The Visa deal will see IBM embed Visa’s tokenization technology (the security layer for mobile and other transactions that means no payment details get stored in the payment instrument) into its Watson IoT platform. This will mean that any connected device on a network powered by Watson can become a point of sale. This will be the first time that a company has worked with Visa — which powers 60 percent of the world’s transactions — to monetize IoT, IBM says. (Likely use cases will involve large networks of payment points in retail or public locations, for example.)

The Indiegogo partnership, meanwhile, will see IBM working with the hardware crowdfunding platform and Arrow (a marketplace for electronics and other manufacturing parts) to provide free cloud services, mentoring and other tools to startups working with Indiegogo and Arrow.

Building on a deal between Indiegogo and Arrow inked back in May 2016, Indiegogo entrepreneurs “will have no-charge access to IBM Watson Iot Platform via Bluemix for an unlimited amount of time, giving them access to more than 160 industry-leading cloud services to incorporate ready-to-use capabilities, such as artificial intelligence, Blockchain, advanced data analytics and cyber security into their latest IoT inventions,” IBM said.
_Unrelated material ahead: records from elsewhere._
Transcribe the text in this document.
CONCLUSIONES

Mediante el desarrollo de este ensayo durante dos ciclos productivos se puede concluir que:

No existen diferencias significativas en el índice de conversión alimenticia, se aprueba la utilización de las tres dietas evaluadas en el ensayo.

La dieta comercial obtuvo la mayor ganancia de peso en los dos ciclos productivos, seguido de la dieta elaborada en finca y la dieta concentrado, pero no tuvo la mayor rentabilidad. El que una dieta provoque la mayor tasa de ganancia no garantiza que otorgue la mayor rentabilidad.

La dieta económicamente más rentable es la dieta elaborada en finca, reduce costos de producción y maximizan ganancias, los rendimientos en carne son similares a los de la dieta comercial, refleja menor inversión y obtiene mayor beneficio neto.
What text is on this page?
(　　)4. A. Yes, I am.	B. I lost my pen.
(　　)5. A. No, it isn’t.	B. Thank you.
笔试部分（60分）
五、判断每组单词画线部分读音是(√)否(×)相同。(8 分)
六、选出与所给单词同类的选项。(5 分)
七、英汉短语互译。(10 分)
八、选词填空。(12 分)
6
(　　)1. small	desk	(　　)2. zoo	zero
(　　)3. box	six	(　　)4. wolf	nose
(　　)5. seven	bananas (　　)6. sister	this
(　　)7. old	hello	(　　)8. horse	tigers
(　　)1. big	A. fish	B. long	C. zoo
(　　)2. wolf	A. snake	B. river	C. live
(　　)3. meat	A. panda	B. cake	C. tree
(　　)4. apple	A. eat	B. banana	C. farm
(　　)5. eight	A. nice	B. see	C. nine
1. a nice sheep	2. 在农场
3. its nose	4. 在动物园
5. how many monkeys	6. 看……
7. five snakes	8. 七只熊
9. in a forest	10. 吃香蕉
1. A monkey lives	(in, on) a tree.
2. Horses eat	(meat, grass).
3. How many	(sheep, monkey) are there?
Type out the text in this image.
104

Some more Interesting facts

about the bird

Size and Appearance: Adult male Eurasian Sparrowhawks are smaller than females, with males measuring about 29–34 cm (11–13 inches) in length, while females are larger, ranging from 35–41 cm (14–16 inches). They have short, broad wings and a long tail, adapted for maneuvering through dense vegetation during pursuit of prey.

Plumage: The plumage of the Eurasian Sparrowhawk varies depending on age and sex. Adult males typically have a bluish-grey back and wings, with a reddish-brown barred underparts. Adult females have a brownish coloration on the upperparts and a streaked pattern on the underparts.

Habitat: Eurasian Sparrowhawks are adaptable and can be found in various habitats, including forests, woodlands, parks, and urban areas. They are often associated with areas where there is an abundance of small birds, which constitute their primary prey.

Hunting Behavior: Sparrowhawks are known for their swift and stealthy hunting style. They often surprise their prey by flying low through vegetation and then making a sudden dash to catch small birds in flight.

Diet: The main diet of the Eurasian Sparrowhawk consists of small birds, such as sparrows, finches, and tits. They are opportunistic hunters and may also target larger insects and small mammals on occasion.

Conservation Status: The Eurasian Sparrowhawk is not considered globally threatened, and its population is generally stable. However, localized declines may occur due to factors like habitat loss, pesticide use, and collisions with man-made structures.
This is aimed at helping to bring smaller businesses and startups into working with IBM, Green told me — again, another departure for a behemoth that has built its business by working with very large enterprises. Two companies already taking advantage of the new Indiegogo and IBM deal are Fitly (a “smart plate” that analyses what you eat) and PlayDate (a smart ball for pets). 

But that doesn’t mean that IBM is foregoing working with those big companies. It’s also announcing that system integrator Cap Gemini, Tech Mahindra, Avnet, BNP Paribas and EEBus (and IoT alliance in Europe), and Vodafone will all be taking space in its IoT center to develop services and work with their respective large enterprise clients.

And Bosch, the consumer electronics giant, will integrate its IoT Suite with Watson and its cloud platform, which will mean that companies and individuals using Bosch’s connected devices can make upgrades on a global scale. This could apply to times when Bosch may need to update software for its washing machines that are already being used in people’s homes — a key way of getting around some of the headaches of people registering their products today.

But it seems that this could also be crafted as something of a competitor to Amazon Dash — Bosch can also use the network to set up its own ordering systems for detergent, bypassing the ecommerce giant.

Two other big deals getting announced today are also straight customer wins. French railway SNCF is implementing Watson’s IoT network to improve its overall railway performance; and Ricoh, the copy machine and office product maker, is building “cognitive” whiteboards that will provide instant translations and other features. Tabula rasa has never seemed so focused.